76 year old female CC: Chest pain – The case for this being an acute anterior STEMI


  • Val Moczygemba says:

    Been diagnosed TWICE with this syndrome. Went straight to the cath-lab both times. It felt like what I alwasy thought a real MIA would feel like. Glad to see that it’s out there.

  • Patrick says:

    That’s amazing, I never would have guessed. I had my money on anterior wall MI.

  • VinceD says:

    Awesome case. Definitely did not know the pearl about near-drowning being a trigger. Thanks for always pushing the boundaries of our differential diagnoses.

  • RoseD says:

    Interesting case- regardless of the final diagnosis; I would have not changed any treatment regimine and would have managed patient as an acute MI. The medics correctly assumed the worse outcome and handled the patient aggressively vs. attempting to go with a field diagnosis and be wrong.

  • Tom B says:

    Val Moczygemba –

    That’s interesting! I have read that approximately 10% of patients have a recurrence within 2 years.

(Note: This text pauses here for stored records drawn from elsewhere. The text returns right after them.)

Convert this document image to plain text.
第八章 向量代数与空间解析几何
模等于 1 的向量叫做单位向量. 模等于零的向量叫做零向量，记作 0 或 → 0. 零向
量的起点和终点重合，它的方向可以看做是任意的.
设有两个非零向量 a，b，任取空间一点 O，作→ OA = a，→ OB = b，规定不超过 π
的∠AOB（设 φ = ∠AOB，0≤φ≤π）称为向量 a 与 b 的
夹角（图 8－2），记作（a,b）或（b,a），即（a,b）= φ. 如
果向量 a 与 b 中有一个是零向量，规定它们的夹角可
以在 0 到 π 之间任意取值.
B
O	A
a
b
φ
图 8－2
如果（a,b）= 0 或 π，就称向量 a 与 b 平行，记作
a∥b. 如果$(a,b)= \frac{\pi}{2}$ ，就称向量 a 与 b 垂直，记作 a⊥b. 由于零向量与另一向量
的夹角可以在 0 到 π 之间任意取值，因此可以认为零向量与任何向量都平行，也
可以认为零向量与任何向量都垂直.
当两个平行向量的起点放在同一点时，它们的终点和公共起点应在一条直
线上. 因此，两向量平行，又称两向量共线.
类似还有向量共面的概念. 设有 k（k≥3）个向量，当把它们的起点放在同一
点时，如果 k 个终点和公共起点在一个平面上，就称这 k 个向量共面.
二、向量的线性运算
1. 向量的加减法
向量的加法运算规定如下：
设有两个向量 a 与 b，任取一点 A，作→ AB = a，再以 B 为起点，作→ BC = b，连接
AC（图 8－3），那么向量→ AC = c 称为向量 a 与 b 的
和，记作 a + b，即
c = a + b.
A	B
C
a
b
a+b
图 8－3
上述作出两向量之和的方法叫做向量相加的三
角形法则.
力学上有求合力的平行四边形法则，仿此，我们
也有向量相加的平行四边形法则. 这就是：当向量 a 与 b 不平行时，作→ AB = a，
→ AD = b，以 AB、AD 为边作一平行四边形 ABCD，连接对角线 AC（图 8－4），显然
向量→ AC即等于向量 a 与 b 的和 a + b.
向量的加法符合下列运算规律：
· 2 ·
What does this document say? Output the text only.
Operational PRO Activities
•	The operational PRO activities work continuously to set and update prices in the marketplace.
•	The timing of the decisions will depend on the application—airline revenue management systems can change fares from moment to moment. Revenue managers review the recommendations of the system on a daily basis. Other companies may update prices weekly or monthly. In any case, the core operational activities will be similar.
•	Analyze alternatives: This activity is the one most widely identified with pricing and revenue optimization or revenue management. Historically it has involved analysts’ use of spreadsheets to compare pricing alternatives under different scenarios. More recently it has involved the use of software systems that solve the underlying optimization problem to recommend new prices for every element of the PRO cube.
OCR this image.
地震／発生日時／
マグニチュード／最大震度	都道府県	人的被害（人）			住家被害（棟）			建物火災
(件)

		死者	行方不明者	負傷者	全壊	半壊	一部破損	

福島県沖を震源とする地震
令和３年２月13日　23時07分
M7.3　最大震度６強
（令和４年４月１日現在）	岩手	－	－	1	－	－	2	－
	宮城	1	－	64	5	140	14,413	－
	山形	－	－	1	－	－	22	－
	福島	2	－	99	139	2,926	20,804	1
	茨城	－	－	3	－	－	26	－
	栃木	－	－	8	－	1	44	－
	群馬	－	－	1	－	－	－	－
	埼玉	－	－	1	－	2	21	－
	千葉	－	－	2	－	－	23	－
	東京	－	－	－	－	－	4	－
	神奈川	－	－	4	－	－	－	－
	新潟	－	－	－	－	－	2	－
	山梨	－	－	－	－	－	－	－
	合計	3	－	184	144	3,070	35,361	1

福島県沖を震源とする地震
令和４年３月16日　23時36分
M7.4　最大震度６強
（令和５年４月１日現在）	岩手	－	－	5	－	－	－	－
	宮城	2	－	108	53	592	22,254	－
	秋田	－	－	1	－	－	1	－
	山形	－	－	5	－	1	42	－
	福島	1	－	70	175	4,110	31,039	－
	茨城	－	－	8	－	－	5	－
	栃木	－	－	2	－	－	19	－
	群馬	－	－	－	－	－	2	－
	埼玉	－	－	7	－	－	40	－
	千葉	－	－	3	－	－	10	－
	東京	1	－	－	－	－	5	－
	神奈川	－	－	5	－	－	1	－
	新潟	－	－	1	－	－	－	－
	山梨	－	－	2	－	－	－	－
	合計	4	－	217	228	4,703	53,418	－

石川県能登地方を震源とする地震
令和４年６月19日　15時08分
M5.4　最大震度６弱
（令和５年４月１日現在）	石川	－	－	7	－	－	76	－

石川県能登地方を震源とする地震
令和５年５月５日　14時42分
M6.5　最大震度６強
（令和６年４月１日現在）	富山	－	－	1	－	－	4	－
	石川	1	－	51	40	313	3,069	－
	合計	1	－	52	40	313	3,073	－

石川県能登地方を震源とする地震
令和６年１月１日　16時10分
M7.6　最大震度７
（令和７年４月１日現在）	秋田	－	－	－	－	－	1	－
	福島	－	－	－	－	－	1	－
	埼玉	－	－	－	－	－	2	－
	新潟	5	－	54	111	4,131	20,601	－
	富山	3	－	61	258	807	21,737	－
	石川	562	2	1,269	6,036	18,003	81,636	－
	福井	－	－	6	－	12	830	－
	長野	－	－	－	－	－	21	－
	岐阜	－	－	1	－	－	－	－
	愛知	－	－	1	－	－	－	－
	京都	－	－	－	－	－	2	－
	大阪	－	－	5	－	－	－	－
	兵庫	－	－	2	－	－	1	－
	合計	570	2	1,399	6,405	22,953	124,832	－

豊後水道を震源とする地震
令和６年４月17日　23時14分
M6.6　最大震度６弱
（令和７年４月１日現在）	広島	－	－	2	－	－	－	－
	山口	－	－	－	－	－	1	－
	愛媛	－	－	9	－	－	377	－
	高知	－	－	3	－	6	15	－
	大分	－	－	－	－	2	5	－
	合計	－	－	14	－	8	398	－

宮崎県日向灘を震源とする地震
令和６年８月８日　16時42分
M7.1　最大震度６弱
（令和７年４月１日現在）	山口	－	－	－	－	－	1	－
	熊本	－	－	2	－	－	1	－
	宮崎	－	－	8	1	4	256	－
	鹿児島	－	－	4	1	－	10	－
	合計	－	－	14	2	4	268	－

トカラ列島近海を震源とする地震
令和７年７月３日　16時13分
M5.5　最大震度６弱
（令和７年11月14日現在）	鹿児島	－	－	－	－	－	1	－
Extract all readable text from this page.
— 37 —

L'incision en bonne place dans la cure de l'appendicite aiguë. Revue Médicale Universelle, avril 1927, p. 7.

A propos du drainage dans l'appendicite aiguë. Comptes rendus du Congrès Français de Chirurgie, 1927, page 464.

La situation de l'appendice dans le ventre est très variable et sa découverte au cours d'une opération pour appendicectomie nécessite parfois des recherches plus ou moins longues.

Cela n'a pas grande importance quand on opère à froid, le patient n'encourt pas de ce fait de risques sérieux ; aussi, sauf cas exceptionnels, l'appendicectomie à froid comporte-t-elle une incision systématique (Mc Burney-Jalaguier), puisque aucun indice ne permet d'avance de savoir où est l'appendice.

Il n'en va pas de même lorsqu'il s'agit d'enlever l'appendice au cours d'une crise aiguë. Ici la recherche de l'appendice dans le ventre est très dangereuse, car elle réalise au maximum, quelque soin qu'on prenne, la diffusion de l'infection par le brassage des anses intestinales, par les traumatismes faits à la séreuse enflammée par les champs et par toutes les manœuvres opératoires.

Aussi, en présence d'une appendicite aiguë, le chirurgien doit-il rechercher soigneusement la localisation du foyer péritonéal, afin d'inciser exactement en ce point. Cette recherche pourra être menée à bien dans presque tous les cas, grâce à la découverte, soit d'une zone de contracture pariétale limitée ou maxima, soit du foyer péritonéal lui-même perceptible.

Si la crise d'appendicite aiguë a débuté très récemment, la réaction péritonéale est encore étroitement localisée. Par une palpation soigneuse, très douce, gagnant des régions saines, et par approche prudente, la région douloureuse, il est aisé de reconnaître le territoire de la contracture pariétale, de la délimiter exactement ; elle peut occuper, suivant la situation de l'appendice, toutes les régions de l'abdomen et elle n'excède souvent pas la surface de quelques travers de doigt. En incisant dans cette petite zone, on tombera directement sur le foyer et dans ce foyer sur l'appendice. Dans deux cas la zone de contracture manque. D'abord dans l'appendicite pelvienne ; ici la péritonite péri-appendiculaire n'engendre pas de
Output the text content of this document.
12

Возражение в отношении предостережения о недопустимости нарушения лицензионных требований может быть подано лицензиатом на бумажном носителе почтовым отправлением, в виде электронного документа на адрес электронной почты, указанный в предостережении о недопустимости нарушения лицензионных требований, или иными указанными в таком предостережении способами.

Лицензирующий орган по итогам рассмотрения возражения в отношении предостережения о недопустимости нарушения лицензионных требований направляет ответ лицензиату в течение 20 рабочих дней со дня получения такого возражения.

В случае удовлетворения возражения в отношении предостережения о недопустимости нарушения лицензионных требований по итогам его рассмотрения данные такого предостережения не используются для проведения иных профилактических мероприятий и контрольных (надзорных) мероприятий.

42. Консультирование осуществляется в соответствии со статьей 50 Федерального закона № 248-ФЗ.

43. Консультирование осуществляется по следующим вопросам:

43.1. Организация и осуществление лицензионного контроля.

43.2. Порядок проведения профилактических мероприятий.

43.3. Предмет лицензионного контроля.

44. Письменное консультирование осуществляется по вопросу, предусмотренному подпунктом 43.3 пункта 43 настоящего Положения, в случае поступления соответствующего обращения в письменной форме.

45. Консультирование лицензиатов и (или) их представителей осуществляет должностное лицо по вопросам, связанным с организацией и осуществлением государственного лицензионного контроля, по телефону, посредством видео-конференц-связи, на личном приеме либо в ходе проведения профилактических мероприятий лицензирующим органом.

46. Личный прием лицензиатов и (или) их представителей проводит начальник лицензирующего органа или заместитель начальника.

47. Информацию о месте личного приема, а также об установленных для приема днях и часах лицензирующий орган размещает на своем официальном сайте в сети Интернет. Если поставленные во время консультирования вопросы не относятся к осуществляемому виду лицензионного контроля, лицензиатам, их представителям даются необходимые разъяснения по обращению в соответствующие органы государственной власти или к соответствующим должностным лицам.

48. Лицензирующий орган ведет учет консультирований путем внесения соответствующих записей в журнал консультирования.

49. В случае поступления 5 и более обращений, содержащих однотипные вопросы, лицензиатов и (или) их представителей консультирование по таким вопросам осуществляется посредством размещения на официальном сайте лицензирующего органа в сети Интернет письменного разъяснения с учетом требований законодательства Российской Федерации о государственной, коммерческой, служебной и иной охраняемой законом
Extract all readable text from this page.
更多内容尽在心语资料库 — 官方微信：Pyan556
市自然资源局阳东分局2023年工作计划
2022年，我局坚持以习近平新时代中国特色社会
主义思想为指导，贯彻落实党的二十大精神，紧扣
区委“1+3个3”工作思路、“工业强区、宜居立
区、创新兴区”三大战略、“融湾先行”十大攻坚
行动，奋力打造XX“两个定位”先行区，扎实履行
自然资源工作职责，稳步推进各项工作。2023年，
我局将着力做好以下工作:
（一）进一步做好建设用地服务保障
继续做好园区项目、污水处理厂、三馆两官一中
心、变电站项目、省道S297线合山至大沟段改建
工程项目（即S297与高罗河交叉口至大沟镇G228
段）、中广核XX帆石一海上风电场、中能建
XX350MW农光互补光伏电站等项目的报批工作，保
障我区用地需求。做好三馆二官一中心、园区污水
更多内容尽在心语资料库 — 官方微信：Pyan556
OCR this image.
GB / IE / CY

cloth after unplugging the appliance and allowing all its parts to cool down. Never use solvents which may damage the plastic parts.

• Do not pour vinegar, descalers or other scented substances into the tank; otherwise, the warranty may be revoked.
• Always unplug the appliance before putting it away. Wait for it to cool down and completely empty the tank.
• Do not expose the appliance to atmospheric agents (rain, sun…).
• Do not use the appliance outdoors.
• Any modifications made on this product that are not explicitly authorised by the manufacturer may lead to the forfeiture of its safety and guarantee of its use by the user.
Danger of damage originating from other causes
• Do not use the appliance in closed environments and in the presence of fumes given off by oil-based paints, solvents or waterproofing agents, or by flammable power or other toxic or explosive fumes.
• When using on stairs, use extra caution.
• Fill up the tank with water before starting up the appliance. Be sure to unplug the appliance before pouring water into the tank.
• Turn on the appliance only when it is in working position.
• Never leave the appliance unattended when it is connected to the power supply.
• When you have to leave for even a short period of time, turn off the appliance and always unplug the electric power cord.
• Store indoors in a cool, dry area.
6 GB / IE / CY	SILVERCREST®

    I’m not aware of anything that can reliably distinguish this syndrome from acute anterior STEMI. Even if an echo shows the wall motion abnormality or apical ballooning, how do you know the coronaries are “clean” unless the patient is cathed?

    Even the history of an acute stressful stimulus is of limited help, since stress is known to trigger ACS.

    Thanks for the comment!


  • Tom B says:

    Patrick –

    It came as a surprise to me, too! Of course, it’s at least remotely possible that the apical ballooning was secondary to coronary vasospasm or aborted MI.


  • Tom B says:

    VinceD –

    My pleasure! One thing that’s cool about blogging is that I get to learn a lot, too.


  • Tom B says:

    RoseD –

    I agree with you 100%! I don’t understand medics who go out of their way to not transport patients to the hospital.


  • AKA “Broken heart syndrome” because of the prevalence of stress. From my understanding this was previously thought to be exclusively found within the Japanese male population.

  • Hillis says:

    Really amazing case !! Thanks Tom for sharing us the knowledge . I’ve learned and still learning alot from this page.